The Final Frontier

On Netflix, I’ve been watching the first Star Trek series from 1966-69. I hadn’t viewed many episodes when I was a teenager. Our antenna ears television reception wasn’t exactly Star Date 2525. Now, fifty years later, this 21st century old man observes how our perspectives have changed and remained the same.

Diversity wasn’t “in” back then.

Supposedly, the series was “ground-breaking” by having a black woman (Uhura) in a prominent role on the show. But folks of color, black or brown, were few and far between. Heck, even Sulu, the only Asian-American, didn’t appear on many shows.

Every time Captain Kirk beamed down security guards to another planet, they were always Caucasian. Generally, these guys were killed off. “Lost another crew member,” Kirk would moan. I doubt they were paid much, but still. . .Affirmative Action and Equal Employment Opportunity weren’t in vogue with the Federation’s Human Resource Department.

The Me-Too Movement would’ve had a field day.

Women? Each show boasted the most beautiful women in the world in skimpier and skimpier outfits. Female crew members wore tops which barely covered their behinds. Whether friend or more commonly foes, alien women filled the galaxy with lustful costumes, stacked bosoms, and sex-starved antics. More alien women fell “in love” with Kirk than James Bond in his heyday.

The Captain loved the Enterprise more than any one woman, but he portrayed the quintessential, heterosexual macho man to the hilt. No LGBT hints with any characters. Sexual orientation was one-sided.

Often, the thematic struggle was whether the logical reasoning espoused by the Vulcan Mr. Spock would win out over the emotional, argumentative counterpoints of Dr. “Bones” McCoy.
Spock based decisions and calculating future outcomes on empirical facts; Bones argued back with concepts and values of love, hate, friendship, sacrifice, and survival no matter the mathematical odds.

In today’s world, we throw facts aside without remorse. There are so many numbers in our solar system, we really can’t trust any one of them. We fall back on values and our personal, emotion-driven experience.
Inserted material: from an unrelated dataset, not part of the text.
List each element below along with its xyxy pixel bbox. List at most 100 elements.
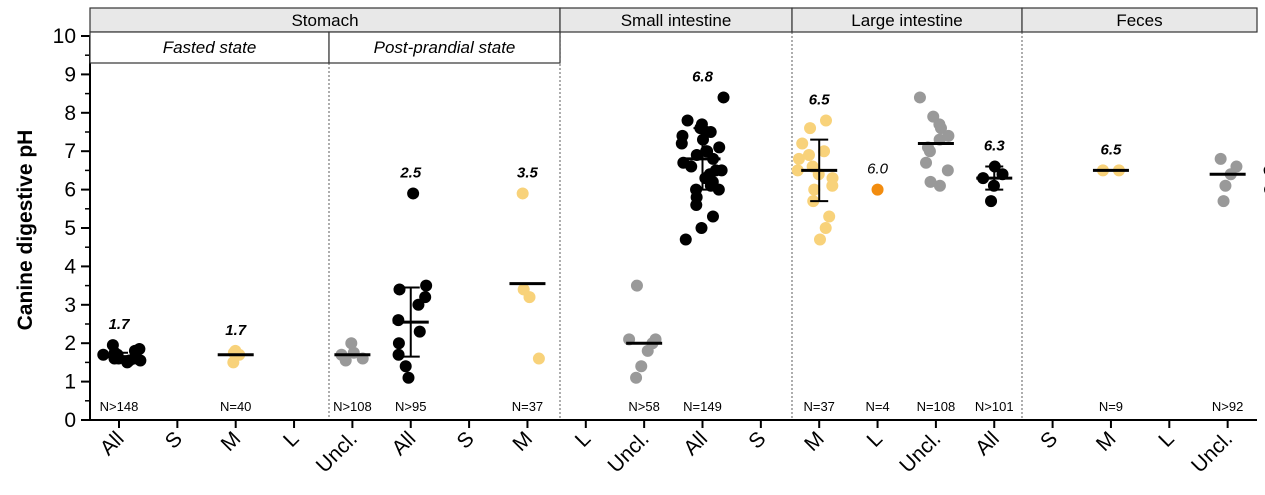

Can’t trust the data provided by the news or fake news; can’t trust the commentators fired over sexual harassment allegations; can’t trust the written word, tweeted every few seconds. (Was there any life before Twitter).

Logic? Probabilities? We pay attention when meteorologists prognosticate when and where a hurricane will hit. Any gambler on any given Sunday will listen to the experts’ point spreads. We poll Americans daily on who they’ll vote for and what are their vices and virtues. We digest the data we’re fed—but make our final decision on our feelings under-pinned by our values.
In conclusion, I didn’t miss much by not watching Star Trek when I was “growing up.” (My favorite show was Get Smart, but that’s another article). Viewing each episode now, however flawed, has taught me that we sure live on an imperfect planet, but the Enterprise never visited a perfect one. Capt. Kirk and his human crew were always showing others a better way to exist and make progress.

I think there is hope (illogical) for us in this crazy (emotional) world. The other day, I sat in a booth behind a man dressed in a jacket, shirt and tie. He’d brought a homeless man in and bought him lunch. An act of kindness and an old TV show connected a couple of dots for me.

We, as humans, can do this. We can turn this ship around, maybe not at warp speed like the starship, but with the velocity of virtuous values, fueled with intersubjectively verifiable facts.
To paraphrase the Star Trek introduction, we can boldly go where many others have gone before.